The cat, however, wasn’t done with us. When it realized that the hounds from hell hadn’t been released on her, she turned around and came back. Yes, really. She came back. Then she added insult to injury and sauntered slowly and casually not more than a foot from the reaches of the world’s most frightening Cocker Spaniels. Not once did the arrogant cat look their way. She totally ignored them both. That took away their voices. No one had ever been so outrageous in their presence before. Had the cat lost her mind? Did she think there wouldn’t be consequences to her actions? What did she do next?
She lay down. Yes, she did. She laid down. The boards of the deck had undoubtedly been warmed by the morning sun. She laid down in the remaining patch of sunlight. What did Tux and Grace do? Nothing. They did nothing. They didn’t bark, they didn’t insist on being let out, they didn’t do anything. That’s how stunned they were at the cat’s behavior.
The cat, of course, lost interest in the game when Tux and Grace would do nothing but stare at her. She got up and stretched - first one rear leg and then the other. She calmly went out the way she had come in - slithering gracefully beneath the gate. She knew she’d won. I’m not sure Tux and Grace realized they’d been had. It took them several minutes to understand that the cat wasn’t coming back. She’d done what she’d set out to do. She shamed them both. Only they didn’t realize they’d been had.
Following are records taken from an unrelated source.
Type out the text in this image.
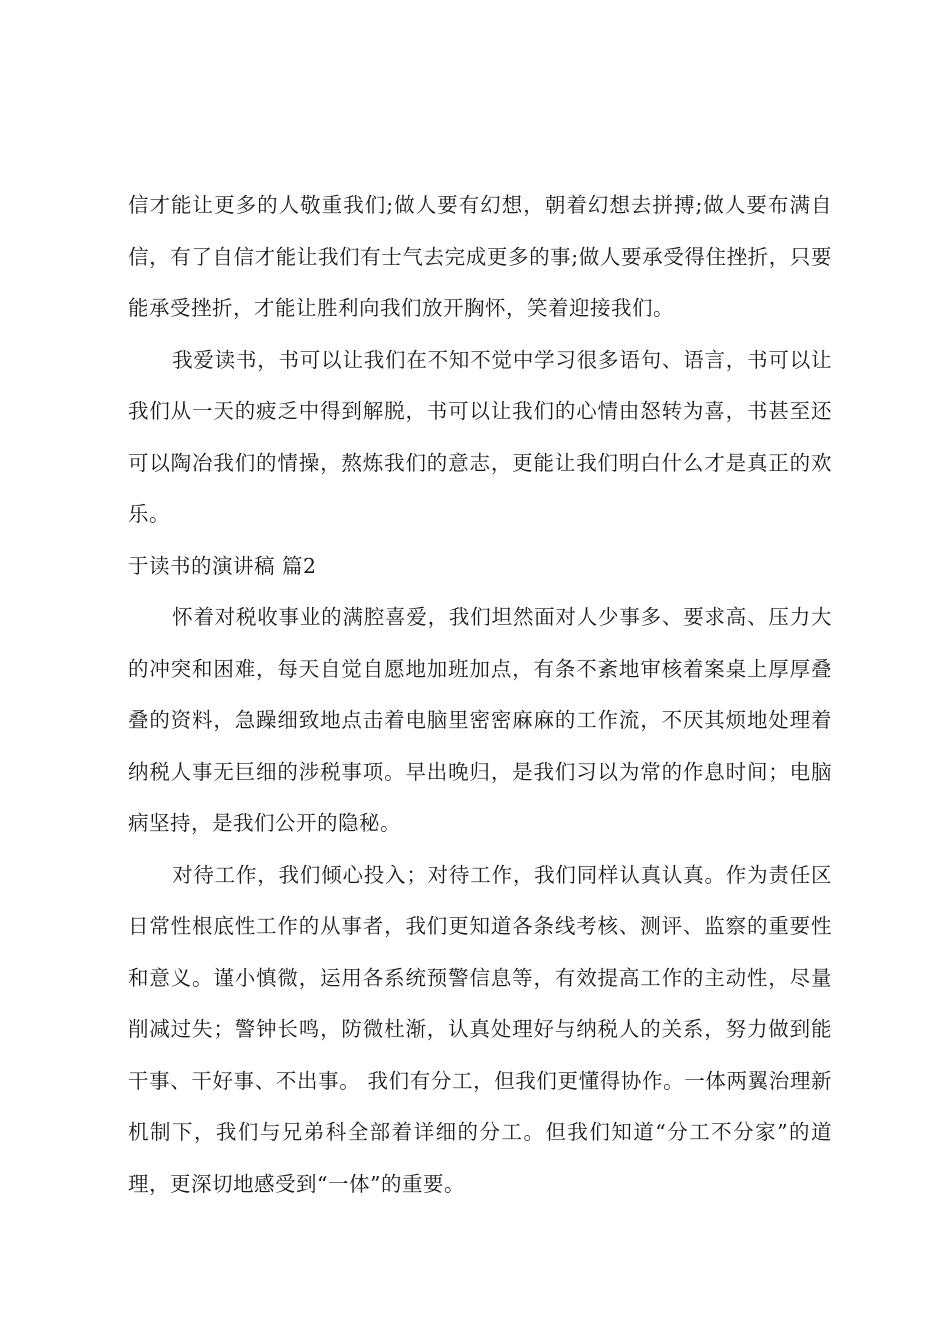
信才能让更多的人敬重我们;做人要有幻想，朝着幻想去拼搏;做人要布满自信，有了自信才能让我们有士气去完成更多的事;做人要承受得住挫折，只要能承受挫折，才能让胜利向我们放开胸怀，笑着迎接我们。

我爱读书，书可以让我们在不知不觉中学习很多语句、语言，书可以让我们从一天的疲乏中得到解脱，书可以让我们的心情由怒转为喜，书甚至还可以陶冶我们的情操，熬炼我们的意志，更能让我们明白什么才是真正的欢乐。

于读书的演讲稿 篇2

怀着对税收事业的满腔喜爱，我们坦然面对人少事多、要求高、压力大的冲突和困难，每天自觉自愿地加班加点，有条不紊地审核着案桌上厚厚叠叠的资料，急躁细致地点击着电脑里密密麻麻的工作流，不厌其烦地处理着纳税人事无巨细的涉税事项。早出晚归，是我们习以为常的作息时间；电脑病坚持，是我们公开的隐秘。

对待工作，我们倾心投入；对待工作，我们同样认真认真。作为责任区日常性根底性工作的从事者，我们更知道各条线考核、测评、监察的重要性和意义。谨小慎微，运用各系统预警信息等，有效提高工作的主动性，尽量削减过失；警钟长鸣，防微杜渐，认真处理好与纳税人的关系，努力做到能干事、干好事、不出事。 我们有分工，但我们更懂得协作。一体两翼治理新机制下，我们与兄弟科全部着详细的分工。但我们知道“分工不分家”的道理，更深切地感受到“一体”的重要。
Hours later, Tux is still checking out the deck. The cat hasn’t come back. If she does, however, Tux will be ready for her this time.
Lesson Learned
We can sometimes be stunned into silence by the arrogance of another. That doesn’t mean we don’t care or, indeed, we condone the behavior of the arrogant one. What it does mean, though, is that if we don’t find our voice and our willingness to act, the arrogant one will assume we condone his behavior and use our silence and inaction against us. Sound familiar? It should since it’s exactly what the politicians are doing to us right now.